As declarações do presidente Jair Bolsonaro na manhã desta quinta-feira, 22, sobre mudanças em cargos de chefia da Polícia Federal reacenderam entre delegados a intenção de tornar o órgão autônomo e com mandato para o cargo de diretor-geral.

O ambiente atual, na visão de integrantes da cúpula da PF, é muito conturbado, e poderia ficar insustentável caso o presidente decida demitir o diretor-geral, Maurício Valeixo, que na semana passada indicou para chefiar a Superintendência do Rio de Janeiro um nome oposto ao sugerido por Bolsonaro.

A possibilidade de substituição de Valeixo foi citada pelo próprio Bolsonaro ao reafirmar, na noite da quarta e na manhã desta quinta, que é o responsável pela escolha do diretor-geral indicado pelo ministro da Justiça e Segurança Pública, Sergio Moro.

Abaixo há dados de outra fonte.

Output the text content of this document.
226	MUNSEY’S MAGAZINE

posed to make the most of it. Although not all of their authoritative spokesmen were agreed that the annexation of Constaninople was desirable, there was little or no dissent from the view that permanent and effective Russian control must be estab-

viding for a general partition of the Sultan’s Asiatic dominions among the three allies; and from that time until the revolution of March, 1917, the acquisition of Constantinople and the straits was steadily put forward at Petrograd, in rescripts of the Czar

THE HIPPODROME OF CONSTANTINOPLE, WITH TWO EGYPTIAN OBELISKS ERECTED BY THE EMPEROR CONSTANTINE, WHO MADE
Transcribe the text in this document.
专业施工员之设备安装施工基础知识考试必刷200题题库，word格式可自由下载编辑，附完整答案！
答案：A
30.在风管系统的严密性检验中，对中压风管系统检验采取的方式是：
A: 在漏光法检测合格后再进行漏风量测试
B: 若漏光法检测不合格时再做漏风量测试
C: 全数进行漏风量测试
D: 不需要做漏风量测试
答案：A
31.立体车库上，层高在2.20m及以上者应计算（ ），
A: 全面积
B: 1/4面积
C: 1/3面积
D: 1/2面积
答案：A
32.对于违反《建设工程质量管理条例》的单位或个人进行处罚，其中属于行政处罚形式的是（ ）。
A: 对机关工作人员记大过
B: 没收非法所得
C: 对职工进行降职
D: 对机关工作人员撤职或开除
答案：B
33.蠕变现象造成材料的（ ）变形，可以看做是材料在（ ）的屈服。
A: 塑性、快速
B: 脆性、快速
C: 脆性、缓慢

“Agora há uma onda terrível sobre superintendência. Onze (superintendentes) foram trocados e ninguém falou nada. Sugiro o cara de um Estado para ir para lá (para o Rio de Janeiro)… ‘está interferindo’. Espera aí. Se eu não posso trocar o superintendente, eu vou trocar o diretor-geral. Aí é… Não se discute isso aí”, disse Bolsonaro na manhã desta quinta, na saída do Palácio da Alvorada.

“O Valeixo pode querer sair hoje. Não depende da vontade dele. E outra, ele é subordinado a mim, não ao ministro. Deixo bem claro isso aí. Eu é que indico. Está bem claro na lei. Se eu for trocar diretor-geral, ministro, o que for, a gente faz na hora certa. Não pretendo trocar ninguém, por enquanto está tudo bem no governo”, falou Bolsonaro.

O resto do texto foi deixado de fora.